Despite the significantly reduced major hemorrhage and stroke free
survival observed amongst mAVR patients, this did not translate into a
significant difference in overall survival between the two groups, an
observation that is at odds with similar propensity-matched studies and
a recent meta-analysis.12,13,22 Given that survival
benefits in those studies were reported at 20 years, our negative
finding is likely the result of an inadequate median follow-up period of
7.33 (IQR 5.7-11.7) and 6.89 (IQR 5.6-10.0) years for Ross and mAVR,
respectively. Additional limitations of this study include its small
sample size that is presumably insufficiently powered to detect survival
differences. While randomization was successfully conducted in one
clinical trial by Doss et al., these profoundly distinct aortic valve
replacement strategies do not easily lend themselves to random treatment
allocation secondary to surgeon and patient
preferences.26 Nevertheless, this is another
limitation of the current study for which propensity score weight
bivariate analysis was a practical alternative. Even with these
limitations, our results may be more generalizable than other studies as
multiple surgeons (four) performed the Ross procedures.

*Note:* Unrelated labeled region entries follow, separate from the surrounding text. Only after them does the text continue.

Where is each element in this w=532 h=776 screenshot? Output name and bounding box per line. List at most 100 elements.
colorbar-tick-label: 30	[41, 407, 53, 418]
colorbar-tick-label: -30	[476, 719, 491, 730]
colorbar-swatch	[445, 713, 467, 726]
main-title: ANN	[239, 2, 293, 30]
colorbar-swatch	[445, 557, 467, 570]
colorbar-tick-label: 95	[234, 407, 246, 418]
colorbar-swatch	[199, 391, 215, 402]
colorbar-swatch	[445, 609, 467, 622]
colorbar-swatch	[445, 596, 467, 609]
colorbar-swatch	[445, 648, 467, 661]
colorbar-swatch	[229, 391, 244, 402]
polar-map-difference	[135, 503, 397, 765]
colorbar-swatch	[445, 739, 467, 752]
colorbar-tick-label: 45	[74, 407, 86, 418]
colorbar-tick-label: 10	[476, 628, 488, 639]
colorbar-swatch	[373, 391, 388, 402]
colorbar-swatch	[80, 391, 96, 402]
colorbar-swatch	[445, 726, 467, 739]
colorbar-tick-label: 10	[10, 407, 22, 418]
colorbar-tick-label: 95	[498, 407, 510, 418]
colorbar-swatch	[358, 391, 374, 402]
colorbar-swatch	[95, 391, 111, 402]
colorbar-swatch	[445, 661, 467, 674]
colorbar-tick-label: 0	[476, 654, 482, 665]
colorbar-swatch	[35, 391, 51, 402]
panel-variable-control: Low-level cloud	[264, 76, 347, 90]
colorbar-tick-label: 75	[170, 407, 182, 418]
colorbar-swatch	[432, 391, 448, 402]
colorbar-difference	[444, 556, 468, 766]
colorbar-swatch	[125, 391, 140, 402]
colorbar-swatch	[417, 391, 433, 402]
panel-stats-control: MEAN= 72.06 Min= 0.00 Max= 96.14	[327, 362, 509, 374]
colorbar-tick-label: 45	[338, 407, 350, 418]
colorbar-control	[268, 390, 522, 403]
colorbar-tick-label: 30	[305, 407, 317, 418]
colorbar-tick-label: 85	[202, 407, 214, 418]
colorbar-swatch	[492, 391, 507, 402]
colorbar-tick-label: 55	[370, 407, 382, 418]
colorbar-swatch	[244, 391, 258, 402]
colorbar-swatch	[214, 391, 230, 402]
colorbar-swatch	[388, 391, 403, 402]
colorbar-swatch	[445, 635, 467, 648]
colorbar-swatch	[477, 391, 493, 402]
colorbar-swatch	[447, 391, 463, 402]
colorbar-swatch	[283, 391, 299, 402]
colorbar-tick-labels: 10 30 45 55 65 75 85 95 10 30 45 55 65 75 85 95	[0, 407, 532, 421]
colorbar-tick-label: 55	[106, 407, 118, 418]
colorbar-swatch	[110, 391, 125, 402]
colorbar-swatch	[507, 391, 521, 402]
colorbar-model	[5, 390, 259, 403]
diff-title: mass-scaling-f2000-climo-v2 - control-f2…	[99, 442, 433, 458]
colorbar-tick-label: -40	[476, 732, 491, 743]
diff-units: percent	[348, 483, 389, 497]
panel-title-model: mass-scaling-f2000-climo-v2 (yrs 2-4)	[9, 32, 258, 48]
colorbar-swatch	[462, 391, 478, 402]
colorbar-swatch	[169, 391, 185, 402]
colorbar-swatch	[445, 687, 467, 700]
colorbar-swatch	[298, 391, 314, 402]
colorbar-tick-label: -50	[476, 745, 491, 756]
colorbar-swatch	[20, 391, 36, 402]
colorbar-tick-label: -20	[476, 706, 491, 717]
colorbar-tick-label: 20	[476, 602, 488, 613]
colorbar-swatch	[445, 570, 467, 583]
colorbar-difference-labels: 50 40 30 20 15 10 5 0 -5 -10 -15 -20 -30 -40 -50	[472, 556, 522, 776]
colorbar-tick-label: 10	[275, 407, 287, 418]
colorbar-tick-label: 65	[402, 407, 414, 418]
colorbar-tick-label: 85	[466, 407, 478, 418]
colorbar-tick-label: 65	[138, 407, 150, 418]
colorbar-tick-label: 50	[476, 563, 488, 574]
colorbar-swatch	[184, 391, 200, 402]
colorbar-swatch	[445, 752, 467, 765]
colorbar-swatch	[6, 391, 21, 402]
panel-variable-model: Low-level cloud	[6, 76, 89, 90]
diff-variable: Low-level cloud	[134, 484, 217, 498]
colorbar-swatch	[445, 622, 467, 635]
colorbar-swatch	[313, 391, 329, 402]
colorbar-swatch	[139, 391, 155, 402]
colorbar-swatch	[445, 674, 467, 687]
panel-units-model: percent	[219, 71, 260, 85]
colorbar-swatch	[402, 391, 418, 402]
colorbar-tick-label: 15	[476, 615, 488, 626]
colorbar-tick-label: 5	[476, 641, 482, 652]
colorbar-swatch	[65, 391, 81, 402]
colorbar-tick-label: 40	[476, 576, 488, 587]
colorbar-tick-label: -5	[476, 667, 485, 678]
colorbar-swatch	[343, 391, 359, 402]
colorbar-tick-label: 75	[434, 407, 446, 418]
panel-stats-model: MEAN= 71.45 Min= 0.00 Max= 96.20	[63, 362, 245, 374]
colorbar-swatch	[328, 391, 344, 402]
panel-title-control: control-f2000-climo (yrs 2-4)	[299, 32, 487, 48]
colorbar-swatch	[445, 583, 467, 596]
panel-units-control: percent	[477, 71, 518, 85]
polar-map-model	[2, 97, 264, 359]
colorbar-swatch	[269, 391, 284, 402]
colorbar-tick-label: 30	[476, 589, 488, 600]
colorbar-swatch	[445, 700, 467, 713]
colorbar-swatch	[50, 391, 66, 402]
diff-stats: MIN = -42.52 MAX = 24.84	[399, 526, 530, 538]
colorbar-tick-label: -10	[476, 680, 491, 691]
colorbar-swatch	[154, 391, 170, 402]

In conclusion, the current study demonstrates that the Ross procedure
offers equivalent perioperative outcomes, freedom from reintervention,
freedom from valve dysfunction and overall survival compared to
traditional mechanical aortic valve replacement in young and middle-aged
adults but without the need for long-term anticoagulation. Thus, the
Ross procedure should be strongly considered in select patients
requiring aortic valve replacement at specialized centers.
Acknowledgements: The authors wish to acknowledge the support
of the Riley Clinical Data and Outcomes Center.